# North Korea- Brink of War?



## Marauder06 (Apr 3, 2008)

Li'l Kim running his suck again:

http://edition.cnn.com/2008/WORLD/asiapcf/04/03/koreas.military/index.html?iref=mpstoryview

_*North Korea cut off dialogue with South Korea on Thursday, claiming the peninsula is on the brink of another war.

North Korea is taking aim at South Korea, claiming the peninsula is on the brink of another war.

 North Korea also accused South Korea of driving their relationship to "confrontation and catastrophe." The country said it was stopping dialogue after South Korea failed to apologize for remarks one of its generals made this week. *_


----------



## Chopstick (Apr 3, 2008)

"The two countries have technically remained in a state of war since the Korean War ended in 1953, although relations have warmed somewhat in the last eight years.

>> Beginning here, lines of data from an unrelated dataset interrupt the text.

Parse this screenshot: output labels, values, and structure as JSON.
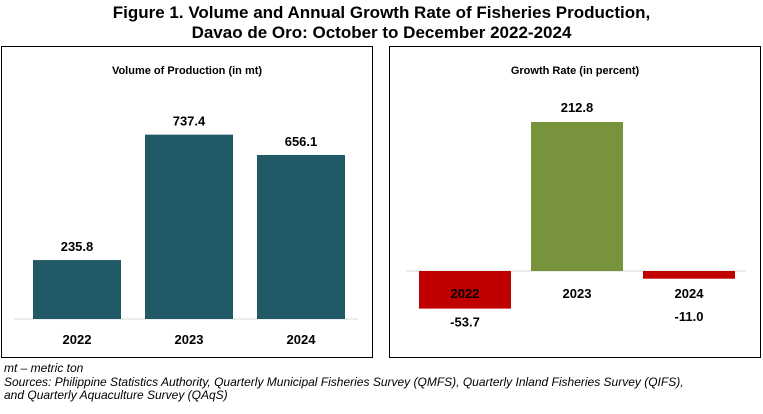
{
  "figure": {
    "title_line1": "Figure 1. Volume and Annual Growth Rate of Fisheries Production,",
    "title_line2": "Davao de Oro: October to December 2022-2024"
  },
  "chart_data": [
    {
      "type": "bar",
      "title": "Volume of Production (in mt)",
      "categories": [
        "2022",
        "2023",
        "2024"
      ],
      "values": [
        235.8,
        737.4,
        656.1
      ],
      "value_labels": [
        "235.8",
        "737.4",
        "656.1"
      ],
      "ylim": [
        0,
        800
      ],
      "color": "#215967",
      "grid": false
    },
    {
      "type": "bar",
      "title": "Growth Rate (in percent)",
      "categories": [
        "2022",
        "2023",
        "2024"
      ],
      "values": [
        -53.7,
        212.8,
        -11.0
      ],
      "value_labels": [
        "-53.7",
        "212.8",
        "-11.0"
      ],
      "ylim": [
        -80,
        250
      ],
      "colors": [
        "#c00000",
        "#77933c",
        "#c00000"
      ],
      "grid": false
    }
  ],
  "footer": {
    "note": "mt – metric ton",
    "sources_line1": "Sources: Philippine Statistics Authority, Quarterly Municipal Fisheries Survey (QMFS), Quarterly Inland Fisheries Survey (QIFS),",
    "sources_line2": "and Quarterly Aquaculture Survey (QAqS)"
  }
}
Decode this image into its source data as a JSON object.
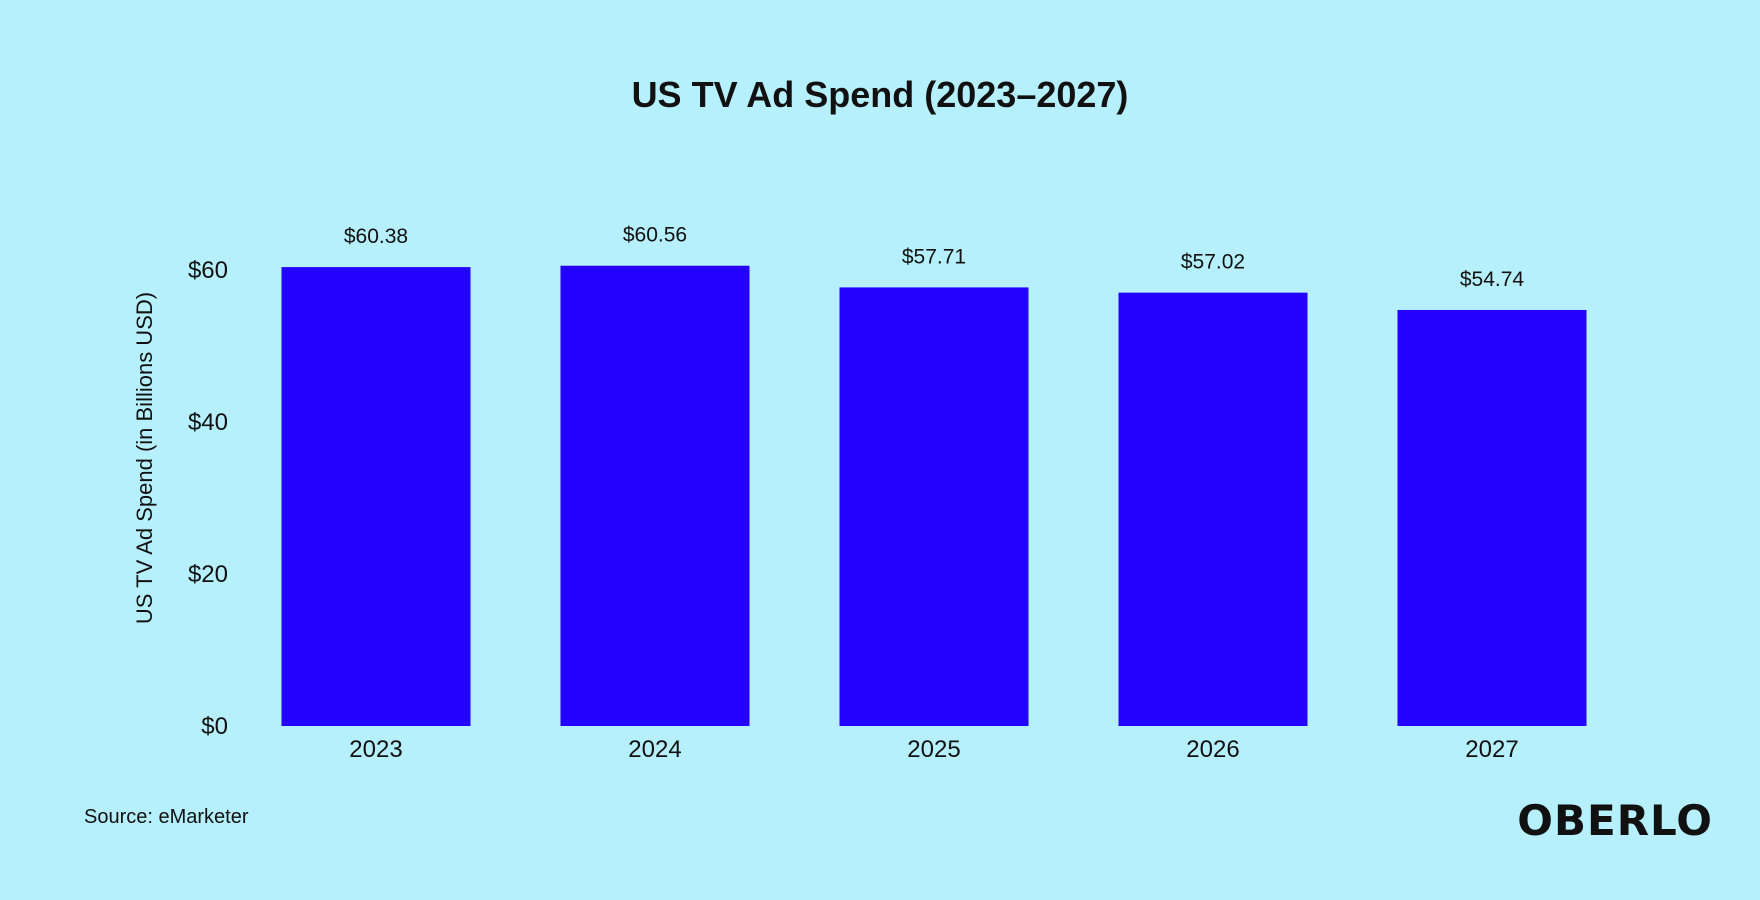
{
  "chart_data": {
    "type": "bar",
    "title": "US TV Ad Spend (2023–2027)",
    "xlabel": "",
    "ylabel": "US TV Ad Spend (in Billions USD)",
    "categories": [
      "2023",
      "2024",
      "2025",
      "2026",
      "2027"
    ],
    "values": [
      60.38,
      60.56,
      57.71,
      57.02,
      54.74
    ],
    "data_labels": [
      "$60.38",
      "$60.56",
      "$57.71",
      "$57.02",
      "$54.74"
    ],
    "y_ticks": [
      0,
      20,
      40,
      60
    ],
    "y_tick_labels": [
      "$0",
      "$20",
      "$40",
      "$60"
    ],
    "ylim": [
      0,
      60
    ],
    "grid": false,
    "legend": "none",
    "bar_color": "#2400ff"
  },
  "footer": {
    "source": "Source: eMarketer",
    "brand": "OBERLO"
  },
  "colors": {
    "background": "#b6f0fd",
    "text": "#111111"
  }
}
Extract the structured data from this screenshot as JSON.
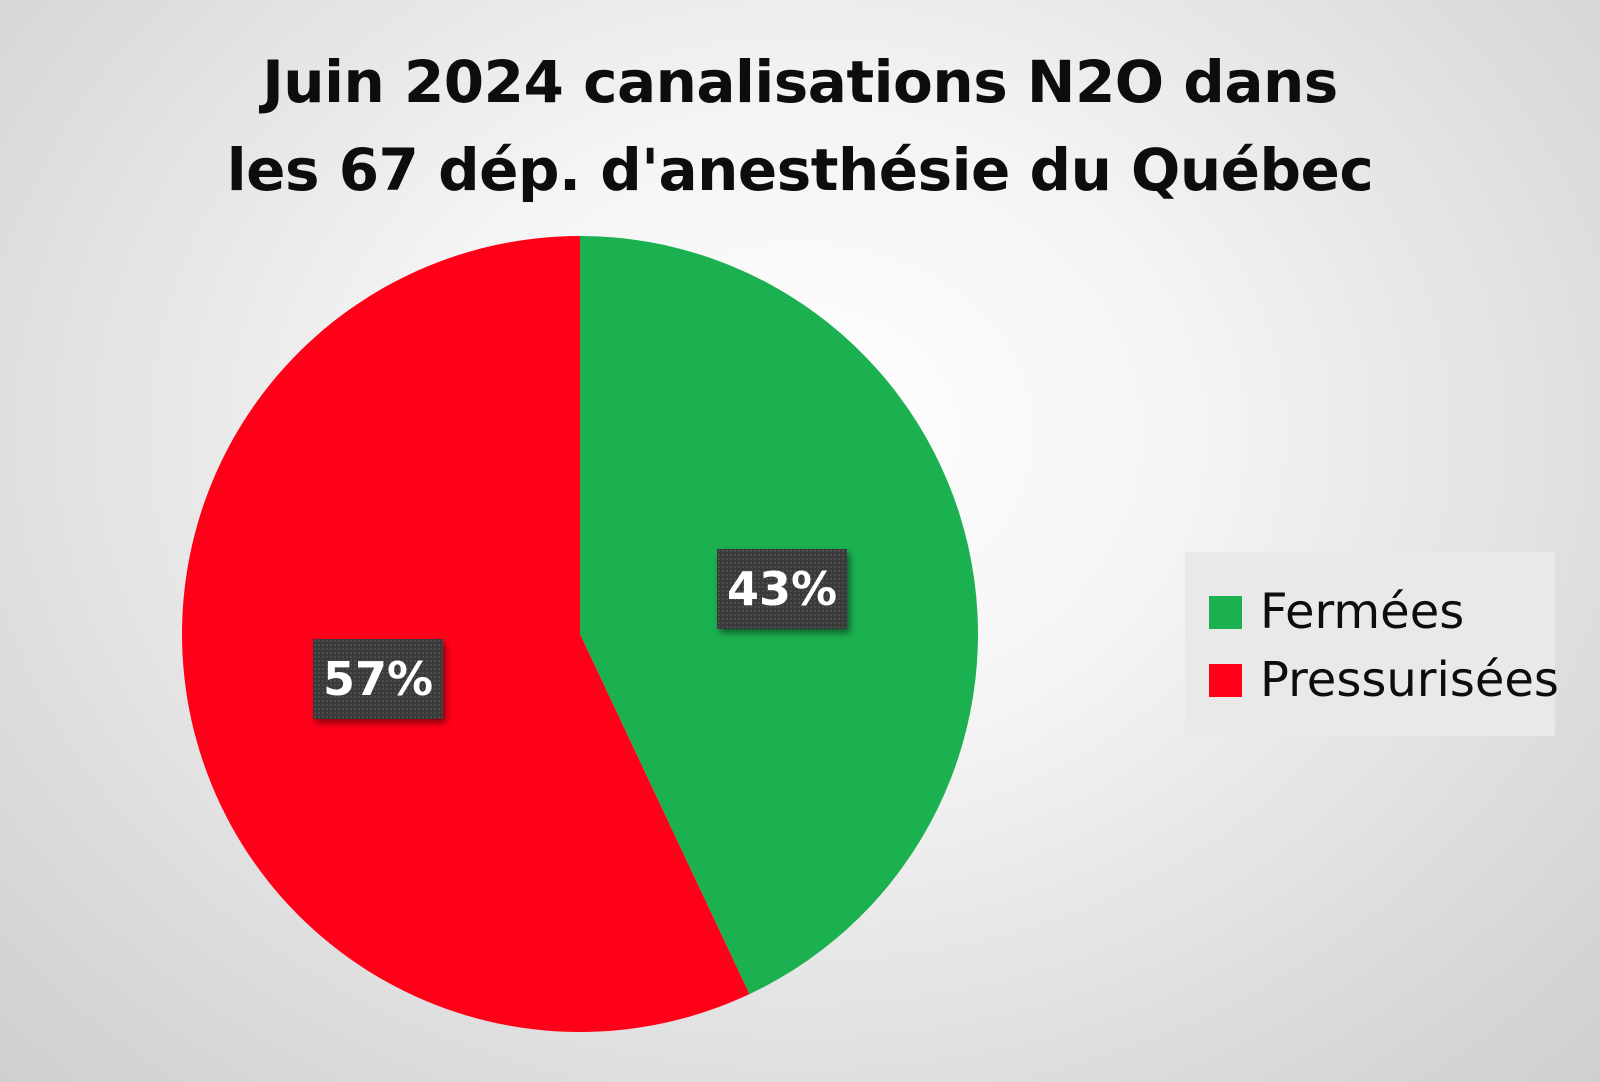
{
  "chart_data": {
    "type": "pie",
    "title_lines": [
      "Juin 2024 canalisations N2O dans",
      "les 67 dép. d'anesthésie du Québec"
    ],
    "categories": [
      "Fermées",
      "Pressurisées"
    ],
    "values": [
      43,
      57
    ],
    "value_labels": [
      "43%",
      "57%"
    ],
    "colors": [
      "#1bb050",
      "#ff0019"
    ],
    "start_angle_deg": 0,
    "direction": "clockwise",
    "legend_position": "right"
  }
}
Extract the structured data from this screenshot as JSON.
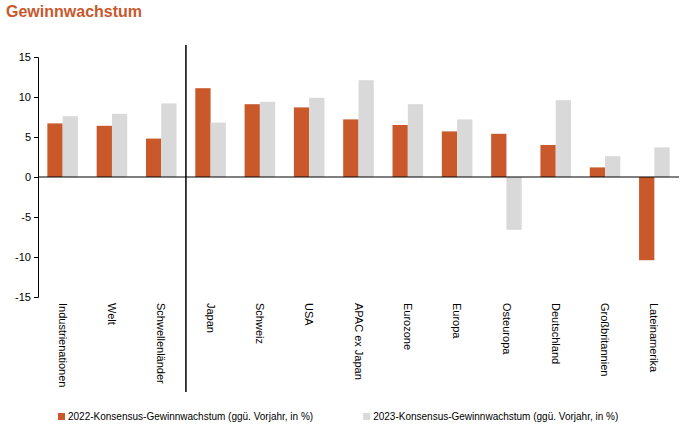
{
  "chart_data": {
    "type": "bar",
    "title": "Gewinnwachstum",
    "categories": [
      "Industrienationen",
      "Welt",
      "Schwellenländer",
      "Japan",
      "Schweiz",
      "USA",
      "APAC ex Japan",
      "Eurozone",
      "Europa",
      "Osteuropa",
      "Deutschland",
      "Großbritannien",
      "Lateinamerika"
    ],
    "series": [
      {
        "name": "2022-Konsensus-Gewinnwachstum (ggü. Vorjahr, in %)",
        "color": "#c9582b",
        "values": [
          6.7,
          6.4,
          4.8,
          11.1,
          9.1,
          8.7,
          7.2,
          6.5,
          5.7,
          5.4,
          4.0,
          1.2,
          -10.4
        ]
      },
      {
        "name": "2023-Konsensus-Gewinnwachstum (ggü. Vorjahr, in %)",
        "color": "#d9d9d9",
        "values": [
          7.6,
          7.9,
          9.2,
          6.8,
          9.4,
          9.9,
          12.1,
          9.1,
          7.2,
          -6.6,
          9.6,
          2.6,
          3.7
        ]
      }
    ],
    "ylim": [
      -15,
      15
    ],
    "yticks": [
      -15,
      -10,
      -5,
      0,
      5,
      10,
      15
    ],
    "grid": false,
    "legend": "bottom"
  }
}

The Korean conflict ended in a truce, but no formal peace treaty was ever signed"
 It was a cease fire anyway..it wouldnt last....


----------



## RackMaster (Apr 3, 2008)

Some one needs to pop that fucker in the skull with some lead.


----------



## Marauder06 (Apr 3, 2008)

Time to call Team America.


----------



## Crusader74 (Apr 3, 2008)

Marauder06 said:


> Time to call Team America.





FUCK YEAH!!


----------



## moobob (Apr 3, 2008)

I would love to open a can of whoop ass on Kim Jung Irrrrr.

However, I'm not too keen hanging around for the initial volley of chemical rockets.


----------